I honestly couldn’t believe Puig actually spoke to the media afterward, but he did, and so I applaud him for it. After facing the music in Mattingly’s office — he had no choice on that one — he faced it again from reporters, even though he DID have a choice in that case. While he didn’t say much, he did reveal a little, speaking through an interpreter.
This is what he said:
“(Mattingly) told me I need to prepare well for each pitch. It was the right decision. He felt (Skip) Schumaker could come in and did a better job.”
“Everybody on this team, all these guys, are giving 100 percent. Anybody else can come in and do the job. I am not the best one on the team.”
“I wanted to finish the game, of course, but when (Mattingly) explained why, I agreed with his explanation. I agreed that my teammates can do a good job and give 100 percent as well.”
“It’s true, there were some pitches I didn’t prepare myself for. I’ll come back and give 100 percent.”
On the subject of his occasional angry outbursts on the field:
“It’s really every player in the game who gets upset when they don’t accomplish what they want to do in their at-bat.”

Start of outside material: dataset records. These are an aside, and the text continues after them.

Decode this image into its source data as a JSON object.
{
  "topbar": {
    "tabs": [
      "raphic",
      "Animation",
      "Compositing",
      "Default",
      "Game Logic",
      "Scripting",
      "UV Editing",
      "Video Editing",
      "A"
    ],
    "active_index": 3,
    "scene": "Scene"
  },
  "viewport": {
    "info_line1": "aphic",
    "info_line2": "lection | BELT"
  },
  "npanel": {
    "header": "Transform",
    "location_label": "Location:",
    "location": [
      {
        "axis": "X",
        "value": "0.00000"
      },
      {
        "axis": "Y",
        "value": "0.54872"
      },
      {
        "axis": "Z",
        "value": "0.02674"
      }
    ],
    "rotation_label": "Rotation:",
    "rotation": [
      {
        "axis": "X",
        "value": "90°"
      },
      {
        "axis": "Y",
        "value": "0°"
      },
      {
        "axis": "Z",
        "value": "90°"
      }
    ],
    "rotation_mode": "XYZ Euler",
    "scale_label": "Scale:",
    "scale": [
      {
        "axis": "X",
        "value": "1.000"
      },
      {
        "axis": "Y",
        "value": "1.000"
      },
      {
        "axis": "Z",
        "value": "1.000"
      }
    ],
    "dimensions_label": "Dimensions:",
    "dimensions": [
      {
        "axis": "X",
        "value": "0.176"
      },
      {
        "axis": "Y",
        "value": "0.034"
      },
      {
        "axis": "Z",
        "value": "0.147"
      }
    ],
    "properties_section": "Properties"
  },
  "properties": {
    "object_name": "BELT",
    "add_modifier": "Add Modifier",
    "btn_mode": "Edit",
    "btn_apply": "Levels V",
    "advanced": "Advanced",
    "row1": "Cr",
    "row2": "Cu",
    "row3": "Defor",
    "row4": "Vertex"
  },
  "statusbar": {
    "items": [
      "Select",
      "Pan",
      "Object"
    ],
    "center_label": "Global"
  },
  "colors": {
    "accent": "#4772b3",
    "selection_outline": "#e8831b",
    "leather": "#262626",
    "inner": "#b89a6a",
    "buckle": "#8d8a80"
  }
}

“I felt the meeting went well. We talked about what I’m doing and what every player needs to do to prepare for every pitch. If I’m back in the lineup Friday, I will give 100 percent. If not, I will prepare myself to play when I’m needed.”
By the way, if you didn’t see the Mattingly video, he said Puig will be in the lineup on Friday night when the Dodgers begin a three-game series with the San Diego Padres. Keep in mind this is the second closed-door meeting between Mattingly and Puig in the past nine days. One guy isn’t supposed to get called into the manager’s office with anything close to that level of frequency. It’s probably a really good thing that this team is off tomorrow and has a chance to hit the reset button. Maybe it’ll give Puig a chance to contemplate everything and come back and start fresh. Who knows, maybe this will be a major turning point for Puig in terms of his professionalism and his attitude. Maybe he’ll suddenly become a model citizen now, as well as a highly productive hitter.
Judging by the Twitter responses I have been receiving this afternoon as I have been posting updates to this story, Puig obviously is a polarizing figure. There are very few fans who are lukewarm on this guy. Most of those tweets either mocked the Dodgers for picking on all the little things Puig does that team officials apparently find annoying, or they applauded Mattingly for finally reaching the point where he isn’t going to tolerate any more shenanigans.
To Mattingly’s credit, he didn’t wait until Puig slipped into another offensive slump to take action. He did it now, at a point when Puig has five hits in his past 10 at-bats, including a home run.
One thing is for sure, it’s all on Puig now. We can no longer question whether Mattingly and Colletti and the coaches and Puig’s teammates are too tolerant. The kid has been called on the carpet. Starting Friday, we will see how he responds.